Zezé Motta e o Legado de Lélia Gonzalez: Homenagem aos 90 Anos da Filósofa e Antropóloga
A atriz Zezé Motta nunca se esqueceu da primeira frase da filósofa e antropóloga Lélia Gonzalez, proferida durante a aula inaugural de um curso sobre cultura negra, no Rio de Janeiro, em 1976. Naquela época, a atriz buscava articular um discurso antirracista e saiu da aula com a autoestima renovada, juntando-se àqueles que combatiam a discriminação racial no Brasil. A frase que marcou Zezé foi: “Eu sei porque vocês estão aqui, mas gostaria de lembrá-los que não temos tempo para lamúrias, temos de arregaçar as mangas e virar o jogo”. Essa citação, frequentemente mencionada por Zezé em entrevistas, retrata o impacto do curso na Escola de Artes Visuais (EAV) do Parque Lage, que abordou temas como identidade e a contribuição da população negra à cultura brasileira.
A amizade entre Lélia e Zezé se fortaleceu ao longo dos anos, como evidenciado em um vídeo do programa "Os Astros", gravado na casa da atriz e recuperado do acervo da antiga TVE, atual TV Brasil. Lélia não apenas transformou a vida de Zezé, mas também deixou um legado duradouro para muitos outros.
Em homenagem aos 90 anos de nascimento de Lélia Gonzalez, no dia 1º de fevereiro, o Centro Cultural Banco do Brasil (CCBB) receberá o Projeto Memória. O evento, que começa na próxima segunda-feira (3) no centro do Rio de Janeiro, discutirá a vida e obra de Lélia, contando com a presença de intelectuais como Sueli Carneiro e Conceição Evaristo, além da exposição "Caminhos e Reflexões Antirracistas e Antissexistas".

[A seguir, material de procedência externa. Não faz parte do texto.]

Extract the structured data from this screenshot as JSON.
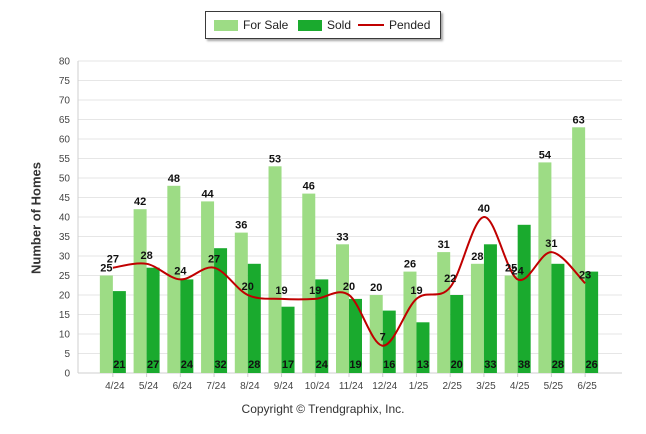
{
  "chart_data": {
    "type": "bar",
    "categories": [
      "4/24",
      "5/24",
      "6/24",
      "7/24",
      "8/24",
      "9/24",
      "10/24",
      "11/24",
      "12/24",
      "1/25",
      "2/25",
      "3/25",
      "4/25",
      "5/25",
      "6/25"
    ],
    "series": [
      {
        "name": "For Sale",
        "type": "bar",
        "color": "#9ddc85",
        "values": [
          25,
          42,
          48,
          44,
          36,
          53,
          46,
          33,
          20,
          26,
          31,
          28,
          25,
          54,
          63
        ]
      },
      {
        "name": "Sold",
        "type": "bar",
        "color": "#1aaa2e",
        "values": [
          21,
          27,
          24,
          32,
          28,
          17,
          24,
          19,
          16,
          13,
          20,
          33,
          38,
          28,
          26
        ]
      },
      {
        "name": "Pended",
        "type": "line",
        "color": "#c00000",
        "values": [
          27,
          28,
          24,
          27,
          20,
          19,
          19,
          20,
          7,
          19,
          22,
          40,
          24,
          31,
          23
        ]
      }
    ],
    "xlabel": "",
    "ylabel": "Number of Homes",
    "ylim": [
      0,
      80
    ],
    "yticks": [
      0,
      5,
      10,
      15,
      20,
      25,
      30,
      35,
      40,
      45,
      50,
      55,
      60,
      65,
      70,
      75,
      80
    ],
    "grid": true,
    "legend_position": "top-center"
  },
  "legend": {
    "for_sale": "For Sale",
    "sold": "Sold",
    "pended": "Pended"
  },
  "footer": {
    "copyright": "Copyright © Trendgraphix, Inc."
  }
}
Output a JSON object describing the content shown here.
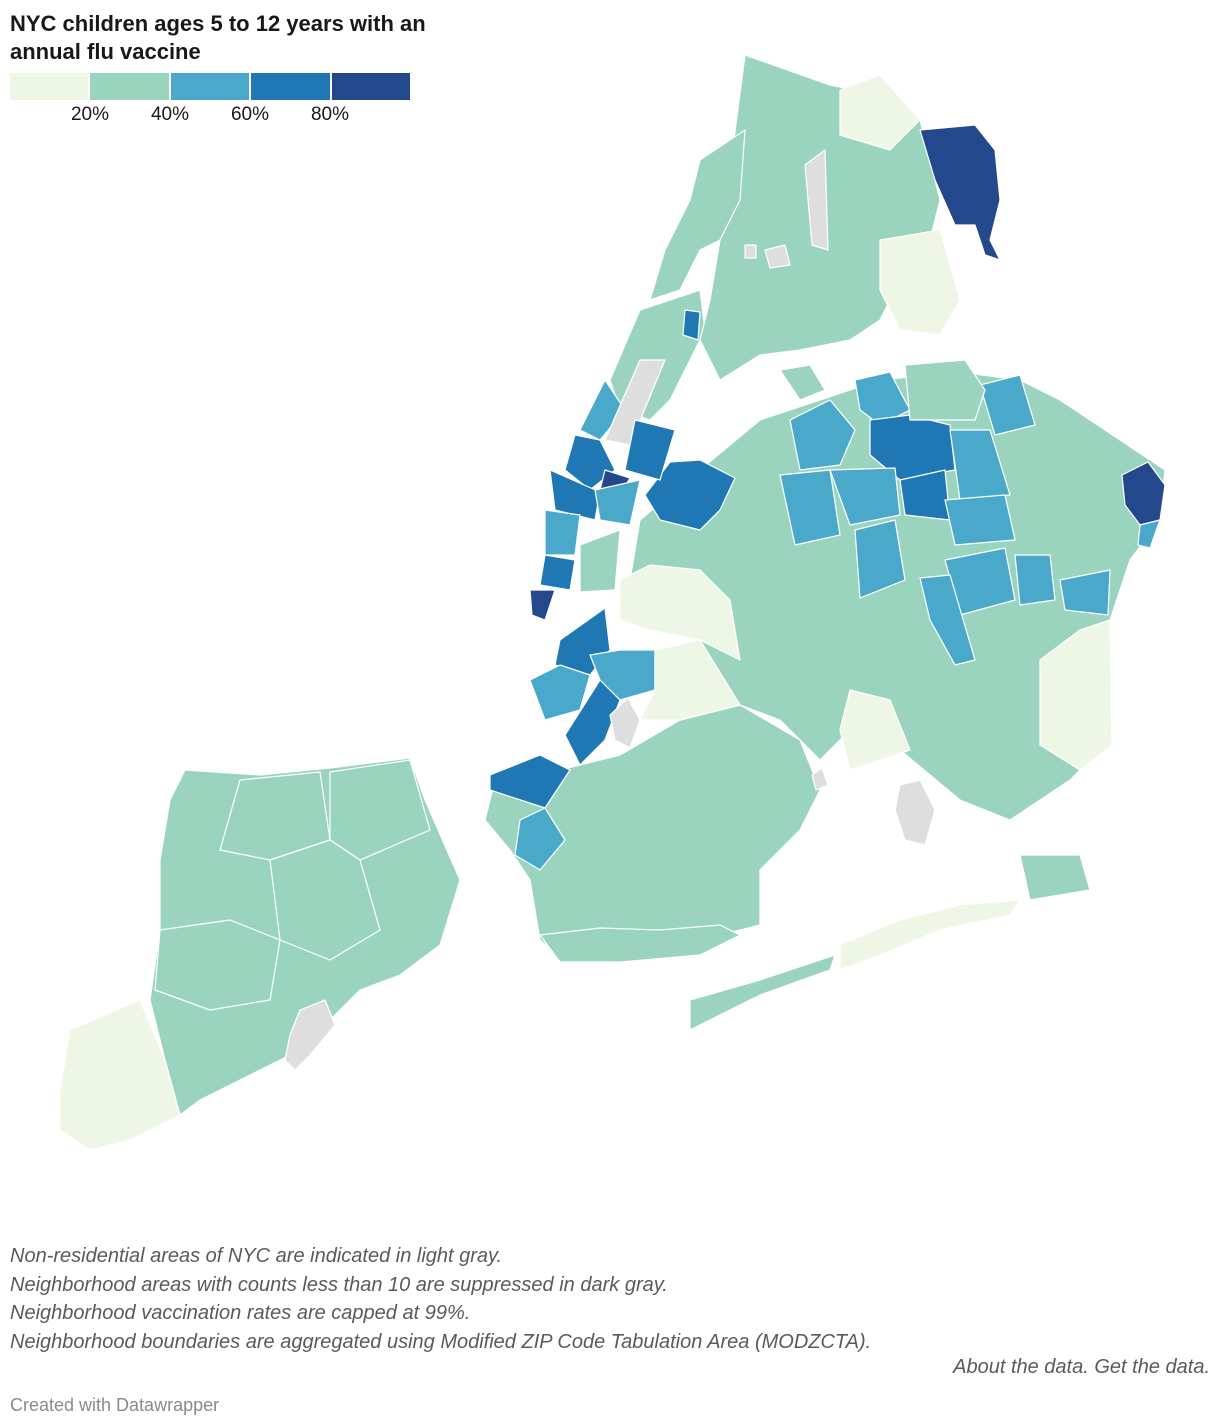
{
  "title": "NYC children ages 5 to 12 years with an annual flu vaccine",
  "legend": {
    "colors": [
      "#eef7e6",
      "#9ad4bf",
      "#4aa9cb",
      "#1f78b4",
      "#24488c"
    ],
    "ticks": [
      "20%",
      "40%",
      "60%",
      "80%"
    ]
  },
  "colors": {
    "nonresidential": "#dedede",
    "suppressed": "#bdbdbd",
    "water": "#ffffff",
    "text": "#181818",
    "notes": "#5a5a5a",
    "credit": "#8a8a8a"
  },
  "notes": [
    "Non-residential areas of NYC are indicated in light gray.",
    "Neighborhood areas with counts less than 10 are suppressed in dark gray.",
    "Neighborhood vaccination rates are capped at 99%.",
    "Neighborhood boundaries are aggregated using Modified ZIP Code Tabulation Area (MODZCTA)."
  ],
  "links": {
    "about": "About the data.",
    "get": "Get the data."
  },
  "credit": "Created with Datawrapper"
}
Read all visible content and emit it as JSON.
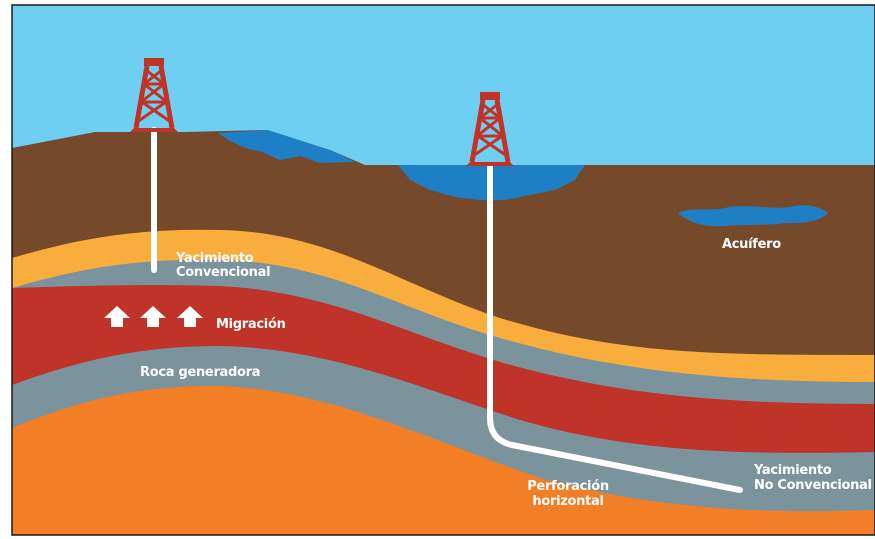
{
  "labels": {
    "conventional_reservoir": [
      "Yacimiento",
      "Convencional"
    ],
    "migration": "Migración",
    "source_rock": "Roca generadora",
    "aquifer": "Acuífero",
    "horizontal_drilling": [
      "Perforación",
      "horizontal"
    ],
    "unconventional_reservoir": [
      "Yacimiento",
      "No Convencional"
    ]
  },
  "colors": {
    "sky": "#6fcff2",
    "surface_soil": "#75492a",
    "water": "#1f7fc4",
    "conventional_layer": "#f9ad3c",
    "gray_layer": "#7a939c",
    "source_layer": "#bf3328",
    "deep_layer": "#f27f25",
    "derrick": "#c13227",
    "well": "#ffffff"
  },
  "icons": [
    "oil-derrick-icon",
    "up-arrow-icon"
  ]
}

Reconhecida como uma das maiores pensadoras brasileiras, Lélia foi pioneira ao incluir a questão de gênero no debate sobre racismo, evidenciando como as mulheres negras enfrentam desafios adicionais. Ela propôs um feminismo afrolatinoamericano, que destacava a luta de mulheres indígenas e negras, frequentemente negligenciadas na agenda feminista branca. A professora e ex-parlamentar Jurema Batista comentou sobre as desigualdades enfrentadas pelas mulheres negras, que, enquanto cuidavam dos filhos das famílias brancas, não tinham os mesmos direitos e condições de vida.
Lélia também refletiu sobre a situação dos negros na América Latina, colaborando na fundação do Instituto de Pesquisa das Culturas Negras (IPCN) e do Movimento Negro Unificado. Esses movimentos denunciavam o mito da democracia racial, defendendo políticas públicas para a população negra. Entre seus conceitos inovadores, destacam-se “Améfrica” e “pretoguês”, que ilustram as influências africanas na língua portuguesa no Brasil.
Para Sueli Carneiro, o legado mais precioso de Lélia foi sua coragem. "Ela combateu o racismo e sexismo em uma época de ditadura militar e tinha clareza de que somente a luta política erradicaria o racismo e suas mazelas", refletiu em um curta exibido no CCBB.
Nos dias 1º e 2 de fevereiro, o Projeto Memória no CCBB contará com debates entre intelectuais, sempre das 18h às 22h, sobre o legado de Lélia e suas ideias. Para participar dos eventos, é necessário retirar ingressos gratuitos na bilheteira virtual do CCBB, disponível no site bb.com.br/cultura, a partir das 9h de cada dia. A mostra educativa, que inclui um painel sobre a trajetória da ativista e um documentário com depoimentos de intelectuais e descendentes sobre sua importância, ficará em cartaz até 7 de abril, das 9h às 20h, com entrada franca. O CCBB está localizado na Rua Primeiro de Março, nº 66, no centro do Rio.